Hui Niang haussa les épaules, jetant un regard surpris à son grand-père. « Est-ce… est-ce bien raisonnable ? La famille Quan est si impitoyable. Et s’ils se retournent contre Zi Qiao un jour… ? »

«

Ça vous convient

? Pourquoi pas

?

» dit calmement le vieil homme. «

S’ils veulent agir, ils devront attendre que je ferme les yeux. Si vous n’avez pas acquis une certaine notoriété au sein de la famille Quan d’ici ma mort, alors le destin de Ziqiao est entre ses mains. La richesse est limitée, et notre famille en a déjà amassé une part importante. Si nous ne sommes pas assez forts, comment pourrons-nous subvenir à nos besoins

?

»

Dès son plus jeune âge, son grand-père lui avait enseigné ceci : « Quand Qin perd son cerf, le monde entier se lance à sa poursuite. » La richesse et le pouvoir attirent naturellement les convoitises. Des richesses immenses peuvent sembler attrayantes, mais sans la force de les supporter, on est voué à la ruine. Si Jiao Ziqiao lui-même en est incapable, et si sa sœur aînée Huiniang ne peut le protéger, son destin sera entre les mains d'autrui. Sa vie ou sa mort dépendra en fin de compte du destin.

« C'est la même chose pour toi, même au sein de la famille Quan. » Le vieil homme n'en dit pas plus : connaissait-il si bien le caractère de Hui Niang ? Ayant elle-même éliminé la mère biologique de Zi Qiao, elle protégerait Qiao Ge encore davantage dans cette vie. S'étendre davantage aurait été une erreur. « Dans ce monde, plus un lieu est prospère, plus les luttes sont dangereuses et plus les gens sont indifférents. Que tu sois dans la famille Jiao, la famille Quan, ou même si tu es promise à la famille He, c'est pareil. Si tu es pauvre, on peut toujours essayer de te nuire, mais si tu es riche, on le fera assurément… Pei Lan, dans ce monde, tu dois agir avec prudence. Après ton mariage, tu dois garder les apparences de l'obéissance et de la vertu, mais tu dois savoir te comporter en privé. »
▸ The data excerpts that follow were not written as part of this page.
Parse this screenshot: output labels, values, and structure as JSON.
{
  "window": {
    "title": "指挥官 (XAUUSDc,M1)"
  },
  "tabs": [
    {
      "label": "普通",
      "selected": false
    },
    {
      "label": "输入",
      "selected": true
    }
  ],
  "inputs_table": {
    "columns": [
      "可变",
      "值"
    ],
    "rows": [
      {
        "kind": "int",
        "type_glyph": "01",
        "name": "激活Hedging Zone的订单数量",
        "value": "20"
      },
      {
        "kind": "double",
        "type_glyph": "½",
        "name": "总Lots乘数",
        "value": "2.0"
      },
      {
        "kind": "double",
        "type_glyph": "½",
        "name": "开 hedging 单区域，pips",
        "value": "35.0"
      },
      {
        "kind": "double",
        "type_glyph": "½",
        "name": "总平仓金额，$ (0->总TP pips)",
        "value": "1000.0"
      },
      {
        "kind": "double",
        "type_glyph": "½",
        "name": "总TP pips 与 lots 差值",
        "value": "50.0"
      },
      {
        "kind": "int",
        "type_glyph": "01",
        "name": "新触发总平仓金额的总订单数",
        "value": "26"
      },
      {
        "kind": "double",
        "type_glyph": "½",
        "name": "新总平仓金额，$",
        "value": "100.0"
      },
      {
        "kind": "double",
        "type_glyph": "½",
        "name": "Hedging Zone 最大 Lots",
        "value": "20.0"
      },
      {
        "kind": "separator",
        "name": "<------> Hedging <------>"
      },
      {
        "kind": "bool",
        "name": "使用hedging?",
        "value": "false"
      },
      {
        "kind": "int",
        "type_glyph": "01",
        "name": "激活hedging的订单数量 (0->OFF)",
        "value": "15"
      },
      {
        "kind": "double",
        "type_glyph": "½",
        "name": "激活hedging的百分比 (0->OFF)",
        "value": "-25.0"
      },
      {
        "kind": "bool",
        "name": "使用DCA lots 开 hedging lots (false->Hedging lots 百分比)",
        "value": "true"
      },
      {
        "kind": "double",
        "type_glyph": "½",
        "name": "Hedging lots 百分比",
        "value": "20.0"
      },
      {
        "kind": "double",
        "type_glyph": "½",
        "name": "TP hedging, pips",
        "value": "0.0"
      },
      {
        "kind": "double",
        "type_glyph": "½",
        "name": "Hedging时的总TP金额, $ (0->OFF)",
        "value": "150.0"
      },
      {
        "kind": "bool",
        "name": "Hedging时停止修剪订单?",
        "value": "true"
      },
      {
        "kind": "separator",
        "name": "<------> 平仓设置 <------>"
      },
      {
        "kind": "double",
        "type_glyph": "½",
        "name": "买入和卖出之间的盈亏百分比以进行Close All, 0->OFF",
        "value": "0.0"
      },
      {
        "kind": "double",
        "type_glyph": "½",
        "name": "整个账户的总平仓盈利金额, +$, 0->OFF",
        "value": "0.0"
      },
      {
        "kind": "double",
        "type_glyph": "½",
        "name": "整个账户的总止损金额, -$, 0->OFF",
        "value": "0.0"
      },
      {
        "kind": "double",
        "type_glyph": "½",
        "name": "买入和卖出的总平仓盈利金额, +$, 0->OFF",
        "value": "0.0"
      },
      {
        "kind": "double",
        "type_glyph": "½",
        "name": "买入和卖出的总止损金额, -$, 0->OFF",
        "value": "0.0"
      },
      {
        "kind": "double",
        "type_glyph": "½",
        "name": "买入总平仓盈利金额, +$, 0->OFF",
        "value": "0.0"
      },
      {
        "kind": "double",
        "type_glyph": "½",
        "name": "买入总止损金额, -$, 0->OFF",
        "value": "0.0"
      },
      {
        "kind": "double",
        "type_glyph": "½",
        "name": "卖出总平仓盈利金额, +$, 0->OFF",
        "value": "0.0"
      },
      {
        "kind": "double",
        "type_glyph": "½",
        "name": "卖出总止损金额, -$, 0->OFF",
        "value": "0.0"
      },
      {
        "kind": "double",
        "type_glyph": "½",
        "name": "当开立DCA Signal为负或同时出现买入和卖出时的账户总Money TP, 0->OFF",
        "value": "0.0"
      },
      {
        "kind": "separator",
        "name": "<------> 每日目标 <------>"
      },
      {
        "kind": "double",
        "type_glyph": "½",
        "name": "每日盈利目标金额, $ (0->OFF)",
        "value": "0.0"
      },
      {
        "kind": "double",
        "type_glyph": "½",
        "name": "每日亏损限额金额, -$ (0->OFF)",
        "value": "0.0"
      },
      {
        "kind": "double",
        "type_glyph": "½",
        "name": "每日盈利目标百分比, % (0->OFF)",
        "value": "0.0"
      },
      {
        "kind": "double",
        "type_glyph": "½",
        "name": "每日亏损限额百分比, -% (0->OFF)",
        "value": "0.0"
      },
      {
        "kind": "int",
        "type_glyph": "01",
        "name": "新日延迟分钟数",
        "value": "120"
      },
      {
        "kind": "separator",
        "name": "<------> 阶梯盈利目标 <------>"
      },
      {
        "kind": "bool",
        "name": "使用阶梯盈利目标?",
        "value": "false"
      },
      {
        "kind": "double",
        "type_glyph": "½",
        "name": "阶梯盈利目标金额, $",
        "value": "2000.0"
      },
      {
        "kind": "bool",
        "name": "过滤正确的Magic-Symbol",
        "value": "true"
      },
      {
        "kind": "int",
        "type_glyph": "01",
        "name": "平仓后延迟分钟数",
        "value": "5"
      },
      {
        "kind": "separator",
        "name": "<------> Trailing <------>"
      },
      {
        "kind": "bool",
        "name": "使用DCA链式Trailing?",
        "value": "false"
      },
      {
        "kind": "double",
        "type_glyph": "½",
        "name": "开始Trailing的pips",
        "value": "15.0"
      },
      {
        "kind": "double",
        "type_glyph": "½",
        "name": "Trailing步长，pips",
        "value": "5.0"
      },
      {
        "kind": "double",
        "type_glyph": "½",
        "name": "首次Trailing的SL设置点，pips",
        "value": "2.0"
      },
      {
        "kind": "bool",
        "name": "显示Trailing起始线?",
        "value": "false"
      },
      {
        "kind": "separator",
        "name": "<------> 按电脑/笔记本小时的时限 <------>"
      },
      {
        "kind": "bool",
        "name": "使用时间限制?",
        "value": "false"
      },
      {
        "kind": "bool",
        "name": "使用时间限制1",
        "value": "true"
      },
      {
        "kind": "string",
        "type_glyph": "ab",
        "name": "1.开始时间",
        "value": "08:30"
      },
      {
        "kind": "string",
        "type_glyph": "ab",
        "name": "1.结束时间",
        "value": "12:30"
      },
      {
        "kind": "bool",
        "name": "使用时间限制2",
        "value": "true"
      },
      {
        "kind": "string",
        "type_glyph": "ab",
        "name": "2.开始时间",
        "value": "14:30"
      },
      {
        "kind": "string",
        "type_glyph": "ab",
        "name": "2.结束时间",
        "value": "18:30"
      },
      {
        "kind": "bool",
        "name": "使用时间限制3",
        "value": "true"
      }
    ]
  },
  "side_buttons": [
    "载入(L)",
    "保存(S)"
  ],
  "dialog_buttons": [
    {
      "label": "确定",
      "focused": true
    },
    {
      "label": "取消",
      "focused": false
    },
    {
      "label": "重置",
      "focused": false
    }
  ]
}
Qinghui se leva et s'inclina respectueusement devant le vieil homme, en disant : « Ma petite-fille gardera cela en mémoire et ne vous décevra ni vous ni ma mère. »

Il y avait un dicton : « Même si je devais quitter ce monde un jour, je n'aurais plus à m'inquiéter pour Ziqiao. » Elle avait dit presque tout ce qu'elle aurait dû dire avant son mariage. Un sourire se dessina sur les lèvres du vieil homme tandis qu'il observait Huiniang s'asseoir lentement, le regard un instant absent. « Quel dommage que ton père n'ait pas vécu quelques années de plus. Sinon, pourquoi t'inquiéterais-tu autant ? Il avait un regard si perçant ; il avait sans doute perçu la vraie nature de Ma Shi – elle était juste un peu frivole – et ne l'aurait pas laissée vivre quelques années de plus. »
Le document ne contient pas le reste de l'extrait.